Saturday, January 14, 2006

A modest proposal

Reading Captain Ed's comments on the Alito hearings reminded me of an idea that's been rattling around in my head.

It reminds me of the Lloyd Bentsen moment in the VP debate in 1988 with Dan Quayle, when the VP nominee told the eventual VP that he was no John Kennedy. The difference in this case was that Teddy didn't have the guts to face Aldisert, having fled the scene when these witnesses came to the bench -- like almost all of his Democratic colleagues.

And

When what should be a simple confirmation process reduces family members to tears, it shows that one party has degenerated into a secular Inquisition.

I'm no lawyer, and I don't even play one on TV. (To be sure, I don't play much of anything on TV – not my profession.) But whatever "badgering the witness" may be defined as, I'd bet money at least some of the questioning of Alito qualified.

My proposal is:

Confirmation hearings should be conducted using at least some of the rules of courtroom hearings. Let a judge, perhaps the Chief Justice of the Supreme Court, or parhaps a Supreme Court Justice drawn at random, oversee it. He would have the power to terminate lines of questioning that were not probitive, that were overly prejudicial, or that were just plain abusive.

Also, it seems many Senators on the committee would wander off to do something else while testimony was underway.

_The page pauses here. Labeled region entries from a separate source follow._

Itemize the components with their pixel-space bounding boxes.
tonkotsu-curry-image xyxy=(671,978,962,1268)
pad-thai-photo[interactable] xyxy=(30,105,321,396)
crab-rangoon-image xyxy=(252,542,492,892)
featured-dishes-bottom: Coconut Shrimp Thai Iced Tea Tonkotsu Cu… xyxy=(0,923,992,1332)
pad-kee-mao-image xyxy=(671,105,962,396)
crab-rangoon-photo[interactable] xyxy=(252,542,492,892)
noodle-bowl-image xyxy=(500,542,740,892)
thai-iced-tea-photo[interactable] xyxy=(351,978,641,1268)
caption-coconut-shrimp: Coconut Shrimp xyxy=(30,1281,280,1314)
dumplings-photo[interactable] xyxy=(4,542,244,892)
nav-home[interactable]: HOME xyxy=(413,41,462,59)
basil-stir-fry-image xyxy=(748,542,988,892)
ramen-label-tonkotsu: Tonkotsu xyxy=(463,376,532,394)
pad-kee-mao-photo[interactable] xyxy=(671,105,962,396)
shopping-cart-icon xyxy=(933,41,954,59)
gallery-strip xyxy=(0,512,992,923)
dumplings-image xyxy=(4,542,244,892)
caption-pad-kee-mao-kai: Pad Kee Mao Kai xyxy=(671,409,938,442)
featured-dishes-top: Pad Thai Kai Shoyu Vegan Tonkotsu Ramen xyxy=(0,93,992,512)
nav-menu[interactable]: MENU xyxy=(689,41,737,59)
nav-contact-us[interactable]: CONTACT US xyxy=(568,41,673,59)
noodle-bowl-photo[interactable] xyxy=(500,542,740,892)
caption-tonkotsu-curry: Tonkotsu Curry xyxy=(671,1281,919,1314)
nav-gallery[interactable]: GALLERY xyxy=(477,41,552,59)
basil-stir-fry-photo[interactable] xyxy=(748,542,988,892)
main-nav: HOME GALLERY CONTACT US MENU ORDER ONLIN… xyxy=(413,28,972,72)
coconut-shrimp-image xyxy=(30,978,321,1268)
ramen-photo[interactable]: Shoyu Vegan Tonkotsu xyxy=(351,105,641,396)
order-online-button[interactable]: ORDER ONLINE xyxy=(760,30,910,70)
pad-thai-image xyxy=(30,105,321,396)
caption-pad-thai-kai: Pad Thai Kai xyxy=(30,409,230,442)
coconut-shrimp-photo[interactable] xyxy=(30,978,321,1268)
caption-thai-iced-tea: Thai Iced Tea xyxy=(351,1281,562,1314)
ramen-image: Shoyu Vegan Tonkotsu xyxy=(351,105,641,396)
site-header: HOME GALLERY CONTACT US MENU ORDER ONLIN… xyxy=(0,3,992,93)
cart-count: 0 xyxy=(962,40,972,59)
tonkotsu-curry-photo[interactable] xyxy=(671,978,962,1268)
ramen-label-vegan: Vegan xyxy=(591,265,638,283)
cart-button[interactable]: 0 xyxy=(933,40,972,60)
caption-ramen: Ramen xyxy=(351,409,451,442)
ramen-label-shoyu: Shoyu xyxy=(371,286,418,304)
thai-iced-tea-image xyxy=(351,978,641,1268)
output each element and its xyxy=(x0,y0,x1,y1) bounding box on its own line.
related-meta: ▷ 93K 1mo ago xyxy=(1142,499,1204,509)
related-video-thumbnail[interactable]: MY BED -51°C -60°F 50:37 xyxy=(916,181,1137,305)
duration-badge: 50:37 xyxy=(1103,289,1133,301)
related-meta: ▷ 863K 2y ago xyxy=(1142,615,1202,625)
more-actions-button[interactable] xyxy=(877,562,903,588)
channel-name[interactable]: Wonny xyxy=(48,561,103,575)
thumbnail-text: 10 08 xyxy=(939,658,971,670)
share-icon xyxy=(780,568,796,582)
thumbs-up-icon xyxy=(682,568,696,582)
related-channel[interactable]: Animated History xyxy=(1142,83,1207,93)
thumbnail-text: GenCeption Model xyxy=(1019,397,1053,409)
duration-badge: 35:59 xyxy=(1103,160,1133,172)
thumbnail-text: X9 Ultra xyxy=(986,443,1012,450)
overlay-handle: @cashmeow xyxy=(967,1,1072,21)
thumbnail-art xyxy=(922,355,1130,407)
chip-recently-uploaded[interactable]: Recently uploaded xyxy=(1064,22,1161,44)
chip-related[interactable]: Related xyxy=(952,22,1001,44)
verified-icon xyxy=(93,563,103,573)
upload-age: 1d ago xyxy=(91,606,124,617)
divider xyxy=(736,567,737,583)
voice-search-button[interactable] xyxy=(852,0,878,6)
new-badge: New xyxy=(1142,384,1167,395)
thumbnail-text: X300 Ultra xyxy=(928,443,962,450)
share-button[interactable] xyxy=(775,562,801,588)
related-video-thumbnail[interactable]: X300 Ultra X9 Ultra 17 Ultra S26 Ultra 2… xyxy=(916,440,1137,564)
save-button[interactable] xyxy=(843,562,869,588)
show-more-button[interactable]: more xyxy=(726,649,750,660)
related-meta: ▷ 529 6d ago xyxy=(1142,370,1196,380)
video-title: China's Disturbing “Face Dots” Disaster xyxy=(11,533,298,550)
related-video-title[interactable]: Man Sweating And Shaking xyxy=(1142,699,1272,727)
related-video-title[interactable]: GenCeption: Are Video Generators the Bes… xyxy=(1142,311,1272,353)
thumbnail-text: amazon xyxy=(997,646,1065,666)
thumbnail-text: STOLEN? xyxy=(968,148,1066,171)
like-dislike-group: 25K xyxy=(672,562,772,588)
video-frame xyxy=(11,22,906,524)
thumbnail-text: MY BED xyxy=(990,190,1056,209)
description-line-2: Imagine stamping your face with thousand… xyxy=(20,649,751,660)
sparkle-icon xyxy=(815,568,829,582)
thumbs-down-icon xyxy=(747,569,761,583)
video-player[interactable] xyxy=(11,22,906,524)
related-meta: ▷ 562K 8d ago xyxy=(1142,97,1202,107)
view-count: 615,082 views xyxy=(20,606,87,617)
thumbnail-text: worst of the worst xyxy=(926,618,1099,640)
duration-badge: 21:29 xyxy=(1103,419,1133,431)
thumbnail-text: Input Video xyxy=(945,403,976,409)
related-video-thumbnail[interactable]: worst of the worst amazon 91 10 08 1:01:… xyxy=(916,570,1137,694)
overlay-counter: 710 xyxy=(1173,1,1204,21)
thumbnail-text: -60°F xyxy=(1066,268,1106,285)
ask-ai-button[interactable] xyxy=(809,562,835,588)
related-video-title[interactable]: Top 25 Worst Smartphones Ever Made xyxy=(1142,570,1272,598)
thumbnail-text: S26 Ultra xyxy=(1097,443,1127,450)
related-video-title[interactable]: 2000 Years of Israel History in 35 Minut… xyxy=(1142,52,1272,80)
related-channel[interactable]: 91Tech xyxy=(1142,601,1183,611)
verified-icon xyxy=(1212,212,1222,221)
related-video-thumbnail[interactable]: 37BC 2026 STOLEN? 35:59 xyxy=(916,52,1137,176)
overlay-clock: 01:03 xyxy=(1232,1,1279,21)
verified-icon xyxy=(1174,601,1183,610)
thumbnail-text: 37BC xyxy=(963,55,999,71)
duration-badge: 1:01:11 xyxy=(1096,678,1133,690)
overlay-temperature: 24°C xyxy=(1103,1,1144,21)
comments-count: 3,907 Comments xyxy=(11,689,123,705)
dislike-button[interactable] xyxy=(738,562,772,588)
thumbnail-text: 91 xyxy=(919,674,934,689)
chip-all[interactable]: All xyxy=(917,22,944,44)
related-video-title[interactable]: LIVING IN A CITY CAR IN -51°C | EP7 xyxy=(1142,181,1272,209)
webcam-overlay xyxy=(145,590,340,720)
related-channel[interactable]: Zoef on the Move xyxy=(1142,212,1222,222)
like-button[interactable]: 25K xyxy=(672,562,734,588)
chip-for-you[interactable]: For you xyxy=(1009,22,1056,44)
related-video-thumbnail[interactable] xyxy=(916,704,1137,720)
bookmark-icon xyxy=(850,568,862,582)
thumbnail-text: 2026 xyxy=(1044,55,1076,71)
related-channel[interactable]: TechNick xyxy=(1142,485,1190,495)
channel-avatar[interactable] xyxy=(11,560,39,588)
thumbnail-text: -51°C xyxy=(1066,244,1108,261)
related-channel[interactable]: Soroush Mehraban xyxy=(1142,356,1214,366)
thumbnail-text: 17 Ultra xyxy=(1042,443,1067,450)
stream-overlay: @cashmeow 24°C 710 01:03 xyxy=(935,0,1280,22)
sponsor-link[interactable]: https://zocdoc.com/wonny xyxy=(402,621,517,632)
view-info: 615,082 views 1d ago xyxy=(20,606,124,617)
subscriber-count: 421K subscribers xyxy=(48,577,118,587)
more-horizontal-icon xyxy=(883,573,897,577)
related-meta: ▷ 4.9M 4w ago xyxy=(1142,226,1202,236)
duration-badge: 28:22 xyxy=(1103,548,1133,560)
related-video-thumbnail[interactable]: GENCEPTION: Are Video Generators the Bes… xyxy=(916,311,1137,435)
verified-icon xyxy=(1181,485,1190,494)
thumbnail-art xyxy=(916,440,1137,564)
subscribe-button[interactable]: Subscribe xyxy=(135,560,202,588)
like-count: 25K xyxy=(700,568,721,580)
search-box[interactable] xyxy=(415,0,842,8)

I had remarked in a previous post that I'd been under the impression that the purpose of a hearing was for the Senators to hear the Witnesses. Maybe it wasn't a joke – maybe the purpose is for the Witnesses to be harangued by whichever Senators care to be present.

If the purpose of a hearing is for the Senators in a committee to hear evidence so they can decide on an issue, then by golly, they should be required to stay in the room while testimony is being given.

I've served on two juries to date. Once a trial is underway, everyone has to be present for it to convene. If a juror (including any of the alternate jurors) is absent, the entire proceding waits until that juror returns, and he'd better have a darn good reason for wasting the court's time. This is because the jurors in any trial are themselves judges. They are judges of the facts in the case.

In these confirmation hearings, the Senators on the committee are judges. They are judging the qualifications of the nominee to hold the office to which he's been nominated. The notion that a judge should be able to wander off and tend to other things while a trial is ongoing appalls me.

In fact, while court is in session, even the spectators are expected to behave with a certain decorum. They may be able to leave and return while court's in session, but they're expected to pay attention. No reading, no doing crossword puzzles, no updating your blog. Senators on a committee hearing testimony should have to abide by those same rules, and at least give the appearance they're paying attention to the witness. This is, at the very least, simple courtesy.

And if individual Senators want to bloviate, then at the very least, they should have to sit through and look attentive while all their colleagues do the same.